Much remains speculative in assessing the reasons for the timing and pattern of the diffusion of Homo sapiens and palaeoanthropologists remain cautious about the fossil record; some of them do not like to assert without qualification that we are all descendants from a small number of humans who left Africa roughly at the same time. Nevertheless, most agree that from about 50,000 years ago to the end of the last Ice Age in about 9000 BC we are at last considering plentiful and expanding evidence of men of modern type. This period is normally referred to as the ‘Upper’ Palaeolithic, a name derived from the Greek for ‘old stones’. It corresponds, roughly, to the more familiar term ‘Stone Age’, but, like other contributions to the chaotic terminology of prehistory, there are difficulties in using such words without careful qualification.

To separate ‘Upper’ and ‘Lower’ Palaeolithic is easy; the division represents the physical fact that the topmost layers of geological strata are the most recent and that therefore fossils and artefacts found among them are later than those found at lower levels. The Lower Palaeolithic is therefore the designation of an age more ancient than the Upper. Almost all the artefacts which survive from the Palaeolithic are made from stone; none is made from metal, whose appearance made it possible to follow a terminology used by the Roman poet Lucretius by labelling what comes after the Stone Age as the Bronze and Iron Ages.

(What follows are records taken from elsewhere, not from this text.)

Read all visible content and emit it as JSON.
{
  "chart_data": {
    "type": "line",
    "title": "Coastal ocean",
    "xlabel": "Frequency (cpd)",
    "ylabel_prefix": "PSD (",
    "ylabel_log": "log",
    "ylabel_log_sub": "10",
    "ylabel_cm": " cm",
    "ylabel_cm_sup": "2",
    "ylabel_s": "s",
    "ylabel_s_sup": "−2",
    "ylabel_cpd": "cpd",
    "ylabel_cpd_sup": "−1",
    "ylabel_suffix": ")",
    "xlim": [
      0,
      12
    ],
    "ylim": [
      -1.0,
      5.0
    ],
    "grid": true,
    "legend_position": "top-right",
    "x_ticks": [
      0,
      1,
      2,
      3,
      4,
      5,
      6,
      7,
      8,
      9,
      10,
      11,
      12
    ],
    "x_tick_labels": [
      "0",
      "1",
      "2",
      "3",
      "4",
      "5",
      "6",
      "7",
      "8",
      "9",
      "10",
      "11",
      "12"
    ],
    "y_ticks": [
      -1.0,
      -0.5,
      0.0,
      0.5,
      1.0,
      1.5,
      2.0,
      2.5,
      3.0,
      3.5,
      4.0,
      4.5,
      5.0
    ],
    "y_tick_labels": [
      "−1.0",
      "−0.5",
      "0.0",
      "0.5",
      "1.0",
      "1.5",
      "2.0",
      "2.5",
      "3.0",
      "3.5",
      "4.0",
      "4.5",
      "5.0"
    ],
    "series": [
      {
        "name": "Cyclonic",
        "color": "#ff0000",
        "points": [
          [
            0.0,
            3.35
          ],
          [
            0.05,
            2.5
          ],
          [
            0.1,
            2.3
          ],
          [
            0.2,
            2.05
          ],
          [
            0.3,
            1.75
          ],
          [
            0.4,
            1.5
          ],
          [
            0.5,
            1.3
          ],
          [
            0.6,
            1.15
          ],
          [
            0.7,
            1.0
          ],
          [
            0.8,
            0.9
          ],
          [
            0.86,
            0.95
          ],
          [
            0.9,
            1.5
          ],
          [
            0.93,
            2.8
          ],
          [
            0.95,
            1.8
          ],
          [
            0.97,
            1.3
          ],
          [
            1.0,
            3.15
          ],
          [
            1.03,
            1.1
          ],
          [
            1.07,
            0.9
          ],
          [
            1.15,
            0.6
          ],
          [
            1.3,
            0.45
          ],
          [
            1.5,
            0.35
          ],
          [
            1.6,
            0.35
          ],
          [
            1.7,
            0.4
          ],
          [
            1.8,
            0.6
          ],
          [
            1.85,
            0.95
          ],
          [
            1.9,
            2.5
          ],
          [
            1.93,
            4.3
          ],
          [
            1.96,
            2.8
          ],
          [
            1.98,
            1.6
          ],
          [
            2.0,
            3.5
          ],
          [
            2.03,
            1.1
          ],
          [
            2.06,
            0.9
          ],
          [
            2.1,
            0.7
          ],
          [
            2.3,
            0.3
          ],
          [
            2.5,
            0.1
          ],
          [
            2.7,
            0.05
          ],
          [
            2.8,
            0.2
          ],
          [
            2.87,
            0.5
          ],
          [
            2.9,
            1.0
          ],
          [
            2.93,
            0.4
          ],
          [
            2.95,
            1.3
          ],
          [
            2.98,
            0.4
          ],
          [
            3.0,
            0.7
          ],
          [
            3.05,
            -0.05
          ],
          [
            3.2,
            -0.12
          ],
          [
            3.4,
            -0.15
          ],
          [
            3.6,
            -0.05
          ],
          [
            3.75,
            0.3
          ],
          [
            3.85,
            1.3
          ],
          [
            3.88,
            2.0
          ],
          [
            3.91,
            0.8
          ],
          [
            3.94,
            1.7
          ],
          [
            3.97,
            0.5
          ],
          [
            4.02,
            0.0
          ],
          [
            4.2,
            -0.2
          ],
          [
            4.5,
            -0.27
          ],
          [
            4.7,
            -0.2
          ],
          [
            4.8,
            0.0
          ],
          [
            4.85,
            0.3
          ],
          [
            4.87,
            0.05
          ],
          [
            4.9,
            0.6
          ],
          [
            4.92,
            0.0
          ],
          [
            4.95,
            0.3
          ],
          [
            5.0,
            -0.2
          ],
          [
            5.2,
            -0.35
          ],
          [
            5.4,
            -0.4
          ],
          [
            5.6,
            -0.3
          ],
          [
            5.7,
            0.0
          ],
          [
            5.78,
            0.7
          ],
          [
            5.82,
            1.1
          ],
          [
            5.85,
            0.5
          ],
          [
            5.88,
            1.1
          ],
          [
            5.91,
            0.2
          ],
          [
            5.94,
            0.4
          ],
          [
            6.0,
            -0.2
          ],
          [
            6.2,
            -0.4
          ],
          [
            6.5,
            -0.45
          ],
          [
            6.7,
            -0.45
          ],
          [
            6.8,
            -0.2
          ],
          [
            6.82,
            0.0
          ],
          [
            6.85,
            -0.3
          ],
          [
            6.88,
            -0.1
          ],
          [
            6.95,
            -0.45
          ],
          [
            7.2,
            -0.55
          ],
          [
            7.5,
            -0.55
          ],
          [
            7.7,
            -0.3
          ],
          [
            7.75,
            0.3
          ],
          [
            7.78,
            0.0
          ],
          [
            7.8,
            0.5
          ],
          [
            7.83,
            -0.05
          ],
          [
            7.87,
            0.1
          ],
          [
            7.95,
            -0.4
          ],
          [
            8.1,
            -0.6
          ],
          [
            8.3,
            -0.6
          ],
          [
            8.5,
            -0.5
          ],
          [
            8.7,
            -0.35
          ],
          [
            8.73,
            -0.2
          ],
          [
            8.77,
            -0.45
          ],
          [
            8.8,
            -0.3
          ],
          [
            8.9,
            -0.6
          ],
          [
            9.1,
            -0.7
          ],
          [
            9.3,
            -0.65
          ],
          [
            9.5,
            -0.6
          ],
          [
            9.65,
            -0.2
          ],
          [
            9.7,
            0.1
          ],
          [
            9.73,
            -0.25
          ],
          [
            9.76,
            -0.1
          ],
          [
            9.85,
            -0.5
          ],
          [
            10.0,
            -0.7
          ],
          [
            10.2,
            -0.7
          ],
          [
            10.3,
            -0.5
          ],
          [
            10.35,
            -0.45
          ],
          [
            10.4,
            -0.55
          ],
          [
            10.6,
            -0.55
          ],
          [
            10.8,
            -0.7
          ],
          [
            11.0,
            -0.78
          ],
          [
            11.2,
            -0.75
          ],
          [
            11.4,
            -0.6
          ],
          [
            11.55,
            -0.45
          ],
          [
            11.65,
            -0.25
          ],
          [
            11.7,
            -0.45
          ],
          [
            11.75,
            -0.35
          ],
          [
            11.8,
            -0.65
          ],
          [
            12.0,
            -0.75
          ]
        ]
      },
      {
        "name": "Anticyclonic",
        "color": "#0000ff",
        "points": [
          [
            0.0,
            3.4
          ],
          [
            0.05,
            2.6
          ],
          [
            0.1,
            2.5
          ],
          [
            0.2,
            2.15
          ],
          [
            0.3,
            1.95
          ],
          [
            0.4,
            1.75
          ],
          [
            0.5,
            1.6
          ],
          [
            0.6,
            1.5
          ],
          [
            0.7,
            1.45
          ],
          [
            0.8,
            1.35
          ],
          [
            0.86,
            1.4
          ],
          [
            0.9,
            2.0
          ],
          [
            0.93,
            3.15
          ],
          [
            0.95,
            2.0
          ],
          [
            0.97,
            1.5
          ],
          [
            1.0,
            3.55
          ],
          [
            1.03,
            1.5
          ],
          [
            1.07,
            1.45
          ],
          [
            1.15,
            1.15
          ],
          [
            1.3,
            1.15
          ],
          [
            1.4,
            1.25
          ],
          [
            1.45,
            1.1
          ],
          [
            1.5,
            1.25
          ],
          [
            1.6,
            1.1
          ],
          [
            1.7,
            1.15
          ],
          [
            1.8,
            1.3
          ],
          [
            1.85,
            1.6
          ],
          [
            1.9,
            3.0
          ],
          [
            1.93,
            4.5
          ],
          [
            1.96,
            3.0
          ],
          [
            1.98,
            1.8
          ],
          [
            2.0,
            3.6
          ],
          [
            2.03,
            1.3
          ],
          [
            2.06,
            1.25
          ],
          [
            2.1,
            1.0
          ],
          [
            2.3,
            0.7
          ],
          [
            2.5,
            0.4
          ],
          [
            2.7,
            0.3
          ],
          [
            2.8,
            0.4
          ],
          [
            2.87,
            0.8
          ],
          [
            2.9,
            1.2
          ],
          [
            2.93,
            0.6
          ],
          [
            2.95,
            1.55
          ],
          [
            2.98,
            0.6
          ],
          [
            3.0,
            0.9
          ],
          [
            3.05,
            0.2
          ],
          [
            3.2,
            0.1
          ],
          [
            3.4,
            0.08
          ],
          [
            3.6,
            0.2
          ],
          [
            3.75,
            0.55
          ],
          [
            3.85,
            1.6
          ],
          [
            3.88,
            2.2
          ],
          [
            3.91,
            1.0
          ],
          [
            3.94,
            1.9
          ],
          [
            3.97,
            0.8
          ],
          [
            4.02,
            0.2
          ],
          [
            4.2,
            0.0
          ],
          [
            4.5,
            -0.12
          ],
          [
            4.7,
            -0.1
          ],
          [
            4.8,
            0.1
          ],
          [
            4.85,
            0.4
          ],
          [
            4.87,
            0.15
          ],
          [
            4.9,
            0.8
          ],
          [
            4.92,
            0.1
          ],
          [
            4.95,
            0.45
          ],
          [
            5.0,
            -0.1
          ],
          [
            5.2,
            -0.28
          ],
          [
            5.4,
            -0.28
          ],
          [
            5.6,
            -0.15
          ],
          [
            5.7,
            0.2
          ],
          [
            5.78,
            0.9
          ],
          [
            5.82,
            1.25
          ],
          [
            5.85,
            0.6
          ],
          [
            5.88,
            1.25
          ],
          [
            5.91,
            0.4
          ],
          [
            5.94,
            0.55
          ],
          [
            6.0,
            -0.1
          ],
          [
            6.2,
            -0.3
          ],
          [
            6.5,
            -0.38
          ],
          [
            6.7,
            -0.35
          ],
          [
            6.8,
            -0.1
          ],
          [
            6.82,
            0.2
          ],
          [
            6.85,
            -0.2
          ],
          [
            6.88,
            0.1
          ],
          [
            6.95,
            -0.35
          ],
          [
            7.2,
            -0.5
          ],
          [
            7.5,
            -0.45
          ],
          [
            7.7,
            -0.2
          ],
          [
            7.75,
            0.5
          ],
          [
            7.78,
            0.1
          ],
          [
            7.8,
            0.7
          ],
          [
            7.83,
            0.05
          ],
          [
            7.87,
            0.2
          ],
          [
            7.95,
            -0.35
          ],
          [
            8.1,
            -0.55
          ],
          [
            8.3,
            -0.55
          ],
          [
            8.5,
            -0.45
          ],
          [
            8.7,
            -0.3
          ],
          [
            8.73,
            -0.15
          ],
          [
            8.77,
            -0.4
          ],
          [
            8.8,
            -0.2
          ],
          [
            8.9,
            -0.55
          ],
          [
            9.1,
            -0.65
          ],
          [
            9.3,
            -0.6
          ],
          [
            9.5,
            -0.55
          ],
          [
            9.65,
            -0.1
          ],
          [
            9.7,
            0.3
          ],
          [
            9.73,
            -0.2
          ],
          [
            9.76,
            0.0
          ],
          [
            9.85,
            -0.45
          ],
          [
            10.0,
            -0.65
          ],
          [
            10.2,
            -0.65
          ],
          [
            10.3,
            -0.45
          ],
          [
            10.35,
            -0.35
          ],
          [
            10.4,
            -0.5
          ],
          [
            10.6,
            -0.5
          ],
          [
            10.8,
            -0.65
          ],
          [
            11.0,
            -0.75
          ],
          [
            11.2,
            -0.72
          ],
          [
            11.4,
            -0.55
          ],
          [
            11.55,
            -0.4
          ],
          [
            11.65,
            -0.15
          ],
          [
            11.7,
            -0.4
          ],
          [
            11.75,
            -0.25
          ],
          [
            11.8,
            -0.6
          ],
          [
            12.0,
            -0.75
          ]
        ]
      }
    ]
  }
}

These are, of course, cultural and technological labels; their great merit is that they direct attention to the activities of man. At one time tools and weapons are made of stone, then of bronze, then of iron. None the less, these terms have disadvantages, too. The obvious one is that within the huge tracts of time in which stone artefacts provide the largest significant body of evidence, we are dealing for the most part with hominids. They had, in varying degree, some, but not all, human characteristics; many stone tools were not made by men. Increasingly, too, the fact that this terminology originated in European archaeology created difficulties as more and more evidence accumulated about the rest of the world which did not really fit in. A final disadvantage is that it blurs important distinctions within periods even in Europe. The result has been its further refinement. Within the Stone Age scholars have distinguished (in sequence) the Lower, Middle and Upper Palaeolithic and then the Mesolithic and the Neolithic (the last of which blurs the division attributed by the older schemes to the coming of metallurgy). The period down to the end of the last Ice Age in Europe is also sometimes called the Old Stone Age, another complication, because here we have yet another principle of classification, simply that provided by chronology. Homo sapiens appears in Europe roughly at the beginning of the Upper Palaeolithic. It is in Europe, too, that the largest quantity of skeletal remains has been found, and it was on this evidence that the distinction of the species was long based.